Je fixais le plafond et puis j’ai vu le ciel, à l’Opéra de Liège
Métissée, enthousiaste et humaine, la partition du compositeur américain et de sa librettiste June Jordan voyage vers un quartier défavorisé de Los Angeles sous la baguette de Philippe Gérard, dans la mise en scène d’Enrico Bagnoli et Marianne Pousseur. Le résultat surprenant, contemporain, pour tous les âges soulève des questions encore d’actualité, servi par des musiciens issus du conservatoire de Bruxelles.
Exit le drame de l’opéra classique, le quotidien se trame ici avec pour toile de fond le tremblement de terre de Los Angeles en 1994. Entre névrose apocalyptique et questionnement social, pas de héros, si ce n’est un échantillon social varié : flic, avocat, sans papier et assistante sociale, voyou et prêtre dans un décor fait main et numérique, entre force technologique et simplicité. La vidéo directe questionne le réel, l’instantané et la violence du quotidien. Les identités se troublent, le décor ingénieux évolue grâce aux images de film, tout se meut, surtout Los Angeles et son sol. L’ingéniosité du décor, la cohérence de ses techniques mixtes, repose sur une maquette de la ville illustrée entre un décor façon Michel Gondry et une belle maîtrise de la vidéo avec ses projections.

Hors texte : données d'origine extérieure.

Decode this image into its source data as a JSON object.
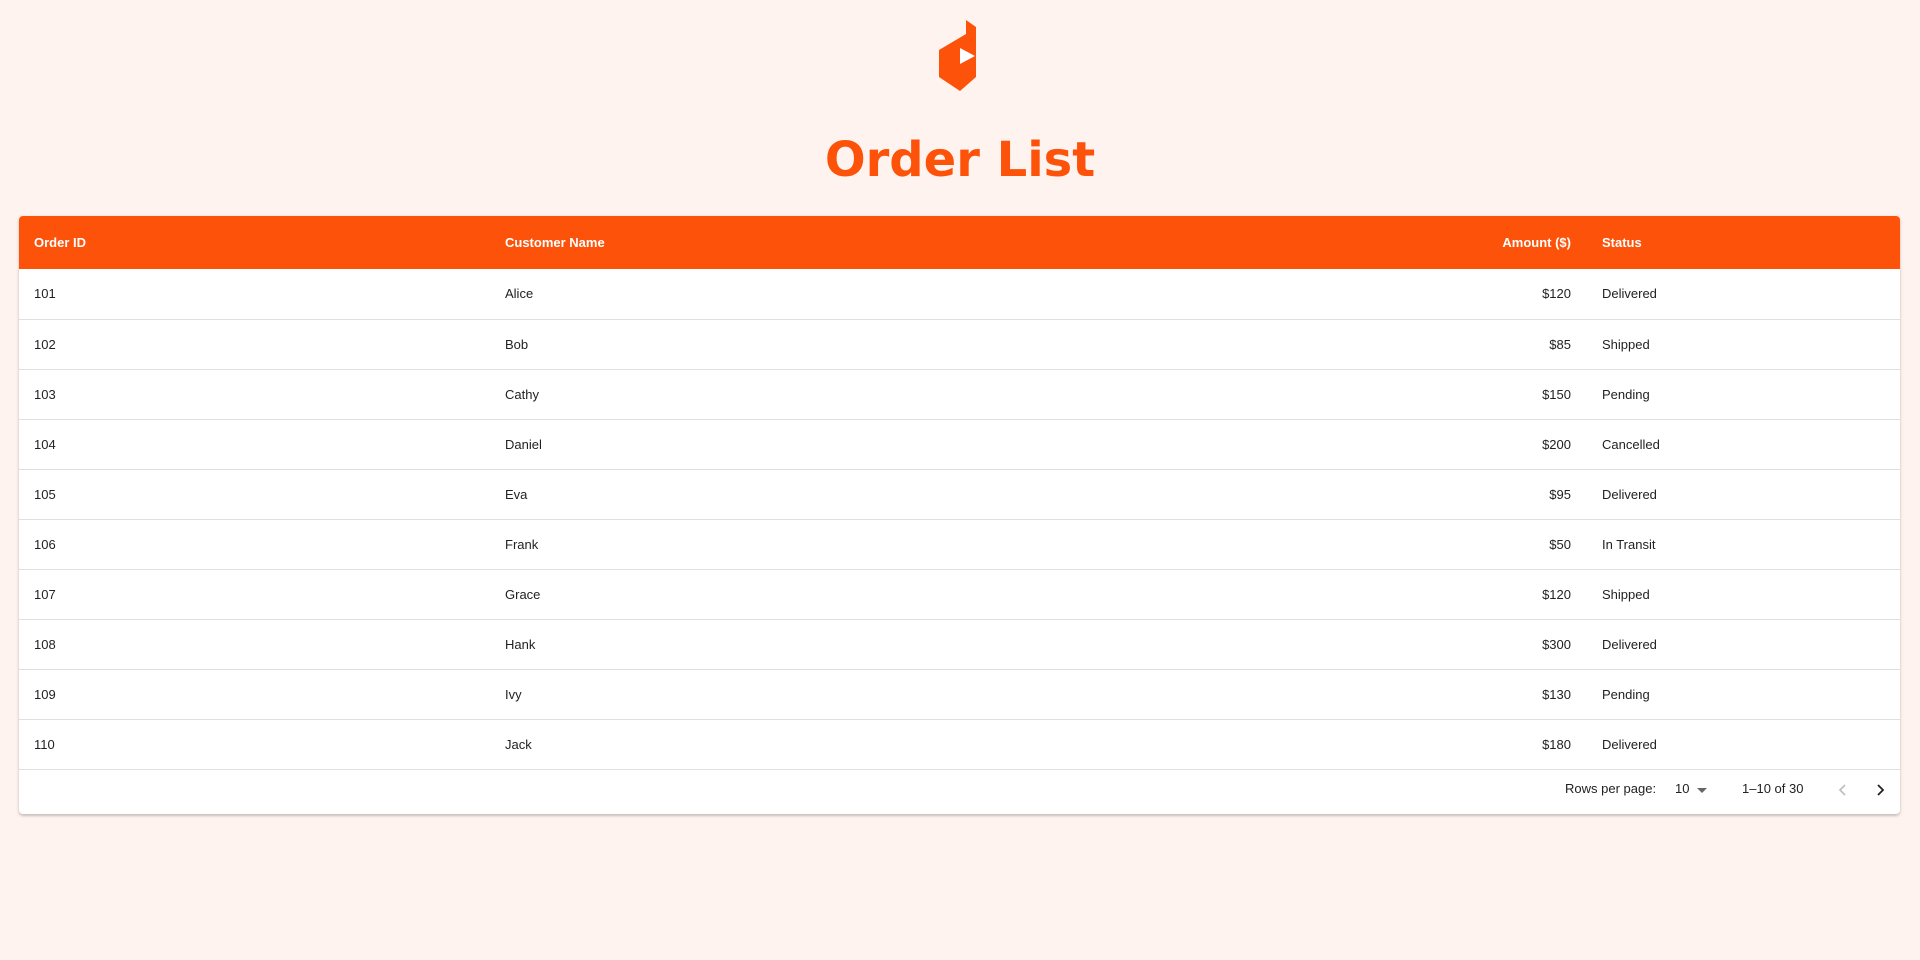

L’orchestre mené par Philippe Gérard, jeune, vif et très éclectique rend avec ferveur la partition cyclique et moderniste de John Adams, loin d’être facile. Les instrumentistes semblent parfois décrocher un peu et manquer de vélocité mais les nuances et harmonies sont rendues avec précision. Entre les guitares basses, les saxophones, piano et percussions, les sources musicales se fondent, melting-pot culturel à l’image des villes américaines, chaque instrument nourrit une identité et des racines, offrant aux voix de chaque chanteur une nouvelle palette à colorer.
Par un ingénieux choix de distribution, chacun tire son épingle du jeu avec simplicité et décontraction scénique, les voix sont variées et d'un haut niveau. Dans le rôle de la jeune mexicaine sans papier, Maria Belen Fos impressionne par une clarté de voix et une délicatesse de timbre, constante dans le souffle. Très sensible et solennelle façon Joan Baez, la soprano offre au rôle de Consuelo une noblesse, juste de voix comme de jeu.

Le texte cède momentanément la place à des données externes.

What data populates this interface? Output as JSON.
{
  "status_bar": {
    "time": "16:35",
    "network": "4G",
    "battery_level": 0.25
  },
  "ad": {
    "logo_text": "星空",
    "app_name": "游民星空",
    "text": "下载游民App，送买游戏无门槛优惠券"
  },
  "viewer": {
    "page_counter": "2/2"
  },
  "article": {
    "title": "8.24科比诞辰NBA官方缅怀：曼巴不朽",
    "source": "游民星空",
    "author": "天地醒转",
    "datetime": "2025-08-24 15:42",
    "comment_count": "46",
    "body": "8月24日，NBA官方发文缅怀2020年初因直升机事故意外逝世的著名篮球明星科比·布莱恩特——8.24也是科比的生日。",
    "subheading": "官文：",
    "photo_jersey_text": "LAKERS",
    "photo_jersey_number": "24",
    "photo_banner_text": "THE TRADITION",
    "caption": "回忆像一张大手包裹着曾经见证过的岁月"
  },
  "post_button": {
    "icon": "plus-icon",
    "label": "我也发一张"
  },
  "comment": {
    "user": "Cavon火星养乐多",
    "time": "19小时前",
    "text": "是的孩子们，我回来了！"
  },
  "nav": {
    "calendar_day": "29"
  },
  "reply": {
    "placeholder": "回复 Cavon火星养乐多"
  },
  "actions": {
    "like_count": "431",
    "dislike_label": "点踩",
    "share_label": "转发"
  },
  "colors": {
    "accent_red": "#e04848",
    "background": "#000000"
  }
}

Sonia Sheridan Jacquelin tient le rôle de Tiffany, jeune journaliste prête à tout, incisive et charmeuse. À fleur de peau, le jeu et le souffle sont maîtrisés, entre un lâcher-prise sensuel et une liberté de voix modulable à merci. La ligne s’assouplit à la mesure de son personnage, se transformant peu à peu, plus douce et profonde.
Plus opératique, la voix de Lionel Couchard en jeune voyou Dewain, gutturale, ornementée et puissante dénote avec le reste de la distribution. Le jeu reste assez classique, moins Broadway que Garnier, la voix offre un contraste intéressant avec son personnage qui gagne en noblesse et en puissance.

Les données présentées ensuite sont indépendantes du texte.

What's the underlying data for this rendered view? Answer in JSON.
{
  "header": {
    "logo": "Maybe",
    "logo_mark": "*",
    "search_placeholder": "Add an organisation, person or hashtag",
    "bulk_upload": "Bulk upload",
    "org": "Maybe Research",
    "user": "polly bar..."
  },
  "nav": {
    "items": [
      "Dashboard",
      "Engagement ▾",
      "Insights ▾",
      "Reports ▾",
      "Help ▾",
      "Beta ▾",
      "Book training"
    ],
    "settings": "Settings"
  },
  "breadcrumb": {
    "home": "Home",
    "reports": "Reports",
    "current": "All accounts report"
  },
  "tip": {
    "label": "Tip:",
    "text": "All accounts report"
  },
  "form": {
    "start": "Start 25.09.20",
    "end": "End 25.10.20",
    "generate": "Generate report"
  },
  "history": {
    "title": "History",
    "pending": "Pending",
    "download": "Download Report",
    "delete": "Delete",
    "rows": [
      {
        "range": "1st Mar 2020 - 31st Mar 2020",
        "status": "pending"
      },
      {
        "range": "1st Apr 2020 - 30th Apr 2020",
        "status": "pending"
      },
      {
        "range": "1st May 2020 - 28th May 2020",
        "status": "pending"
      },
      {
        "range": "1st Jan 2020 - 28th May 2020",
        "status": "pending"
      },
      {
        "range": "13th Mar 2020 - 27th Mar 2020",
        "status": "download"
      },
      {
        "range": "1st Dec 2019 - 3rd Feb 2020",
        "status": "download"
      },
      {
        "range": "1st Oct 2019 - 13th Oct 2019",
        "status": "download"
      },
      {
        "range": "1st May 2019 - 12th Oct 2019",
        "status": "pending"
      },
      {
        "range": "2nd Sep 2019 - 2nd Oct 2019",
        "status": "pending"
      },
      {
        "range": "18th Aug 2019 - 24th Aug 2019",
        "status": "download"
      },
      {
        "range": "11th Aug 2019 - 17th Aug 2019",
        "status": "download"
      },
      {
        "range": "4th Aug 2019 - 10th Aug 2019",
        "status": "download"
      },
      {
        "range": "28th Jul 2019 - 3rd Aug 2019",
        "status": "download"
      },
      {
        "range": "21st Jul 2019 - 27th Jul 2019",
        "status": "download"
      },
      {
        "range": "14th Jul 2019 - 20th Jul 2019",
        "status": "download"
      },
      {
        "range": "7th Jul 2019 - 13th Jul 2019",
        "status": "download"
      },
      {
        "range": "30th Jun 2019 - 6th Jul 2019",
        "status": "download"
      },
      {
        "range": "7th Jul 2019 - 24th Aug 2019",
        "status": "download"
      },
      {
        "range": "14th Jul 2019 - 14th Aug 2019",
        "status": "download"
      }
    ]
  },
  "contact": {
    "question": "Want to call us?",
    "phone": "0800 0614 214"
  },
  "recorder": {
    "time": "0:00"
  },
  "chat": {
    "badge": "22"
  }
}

Côté Broadway, Nathalie Oswald (interprète de Leila, jeune assistante sociale très engagée) peut se targuer de correspondre au thème comédie musicale à l’américaine, la voix de mezzo poussée et scandée, légèrement stridente à la diction véloce, soutenant une présence scénique remarquée.
Affirmée, Nathalie Oswald semble pourtant aussi maîtriser les airs plus sombres et graves, façon jazz avec une belle ancre de voix, un goût pour le jeu de l’appropriation et du risque.
Plus austère et grave, la voix du flic Mike joué par Pawel Janota, plus soufflée et courte aussi lui confère une fragilité qui nourrit le rôle mais semble tout de même l'empêcher de déployer sa voix à la mesure de ses capacités. La rondeur vocale convaincante de la chanteuse Marie Juliette Ghazarian, la diction assurée et le souffle tempéré, maîtrisé et surtout riche lui confèrent un caractère plus lyrique, très juste et structuré.
Enfin, le prêtre reste discret jusqu’à son solo, sensuel et tragique qui remet en cause l’existence de Dieu. Brillant dans le doute d’une voix rauque et grave, avec une capacité véloce à monter dans les aigus, Marc Fournier se présente avec puissance et retenue.
Nul spectateur, assurément ne regarde le plafond dans ce spectacle qui dévoile aussi, habillement, un petit coin de ciel musical.